As the years went by, Ginsburg’s strong accessories game gained cultural prominence, and her sartorial signature was firmly established.

Like Abraham Lincoln’s stovepipe hat and Elvis’ white jumpsuit, the delicate semicircle of lace at the neck has become instant visual shorthand for RBG.

If you don’t believe me, just look at photos of the Supreme Court sitting at any State of the Union address. Ginsburg can be immediately identified in the midst of the black-robed knot because the eye is immediately drawn to the adornment at her neck.
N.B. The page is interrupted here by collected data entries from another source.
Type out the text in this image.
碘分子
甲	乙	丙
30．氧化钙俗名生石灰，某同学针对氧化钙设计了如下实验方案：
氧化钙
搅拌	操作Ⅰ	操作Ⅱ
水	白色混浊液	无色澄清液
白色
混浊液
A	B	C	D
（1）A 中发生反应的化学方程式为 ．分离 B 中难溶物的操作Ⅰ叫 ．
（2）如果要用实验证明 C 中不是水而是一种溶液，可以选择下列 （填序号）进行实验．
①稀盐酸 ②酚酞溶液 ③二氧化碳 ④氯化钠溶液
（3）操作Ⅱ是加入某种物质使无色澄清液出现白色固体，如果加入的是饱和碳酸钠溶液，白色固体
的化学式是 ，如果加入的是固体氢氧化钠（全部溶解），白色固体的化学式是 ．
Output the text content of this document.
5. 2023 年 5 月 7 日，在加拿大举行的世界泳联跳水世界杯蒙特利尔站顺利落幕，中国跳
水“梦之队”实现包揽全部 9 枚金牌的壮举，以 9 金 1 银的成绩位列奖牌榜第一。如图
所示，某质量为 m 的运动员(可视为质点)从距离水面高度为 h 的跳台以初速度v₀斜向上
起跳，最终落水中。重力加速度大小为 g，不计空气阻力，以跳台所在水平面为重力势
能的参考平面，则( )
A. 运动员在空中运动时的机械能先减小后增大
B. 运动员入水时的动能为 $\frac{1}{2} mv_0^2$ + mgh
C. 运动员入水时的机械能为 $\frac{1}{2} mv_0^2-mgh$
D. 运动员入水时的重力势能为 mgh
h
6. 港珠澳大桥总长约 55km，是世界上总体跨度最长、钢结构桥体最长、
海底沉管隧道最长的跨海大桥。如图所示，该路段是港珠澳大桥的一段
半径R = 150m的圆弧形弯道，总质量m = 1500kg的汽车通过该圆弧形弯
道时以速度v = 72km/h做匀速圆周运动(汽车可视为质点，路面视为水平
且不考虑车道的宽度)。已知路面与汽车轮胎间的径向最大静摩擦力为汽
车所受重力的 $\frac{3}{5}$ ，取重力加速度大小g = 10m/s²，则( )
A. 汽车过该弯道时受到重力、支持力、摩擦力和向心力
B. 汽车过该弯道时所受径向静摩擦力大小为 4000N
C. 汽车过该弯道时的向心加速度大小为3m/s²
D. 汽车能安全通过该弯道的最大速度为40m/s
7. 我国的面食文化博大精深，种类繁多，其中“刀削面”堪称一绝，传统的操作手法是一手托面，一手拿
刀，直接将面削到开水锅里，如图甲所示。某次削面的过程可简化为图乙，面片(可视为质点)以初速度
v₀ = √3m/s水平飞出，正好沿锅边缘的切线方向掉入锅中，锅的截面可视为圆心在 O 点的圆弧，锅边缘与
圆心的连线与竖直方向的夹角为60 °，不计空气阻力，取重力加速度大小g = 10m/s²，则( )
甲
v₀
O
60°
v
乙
This is about as powerful as personal branding gets and, whether you’re in the public eye or not, there’s value in finding some small wearable way to telegraph to the world that you’re uniquely you. Steve Jobs did that with his black-turtleneck-and-jeans look, Mark Zuckerberg with his hoodies (at least for a while) and Sarah Palin with her distinctive Kazuo Kawasaki 704 rimless eyeglass frames and upswept hairstyle.

Tiny things can speak volumes

In the world of fashion, the smallest details can mean a lot, from the shape of a sleeve and length of a pant leg to the placement of a button. (Just look at the buttons on a dress shirt. On men’s shirts, the buttons are on the right; on women’s, they’re on the left.) Ginsburg knew this well and would often wear specific collars for specific occasions. She explained this while giving Katie Couric a tour of her collar collection in 2014.

In addition to her favorite collar (a white crocheted jabot from Cape Town, South Africa), she pointed out her majority opinion collar. It was a crocheted collar in yellow and beige flowers with scalloped edges that dangled teardrop beads at the edge and a chunky gold metallic chain near the neck. Then there was her dissent collar — a black Banana Republic bib necklace studded vertically with crystals that looked as solid as an armor plate. Asked by Couric why that one was named the dissent collar, Ginsburg responded with a slight chuckle: “It looks fitting for dissents.”

By 2016, the meaning behind many of her coded collars had become so well known that when the Supreme Court convened the day after the presidential election, it was quickly noted that Ginsburg was sporting her dissent collar, although no decisions were being issued that day.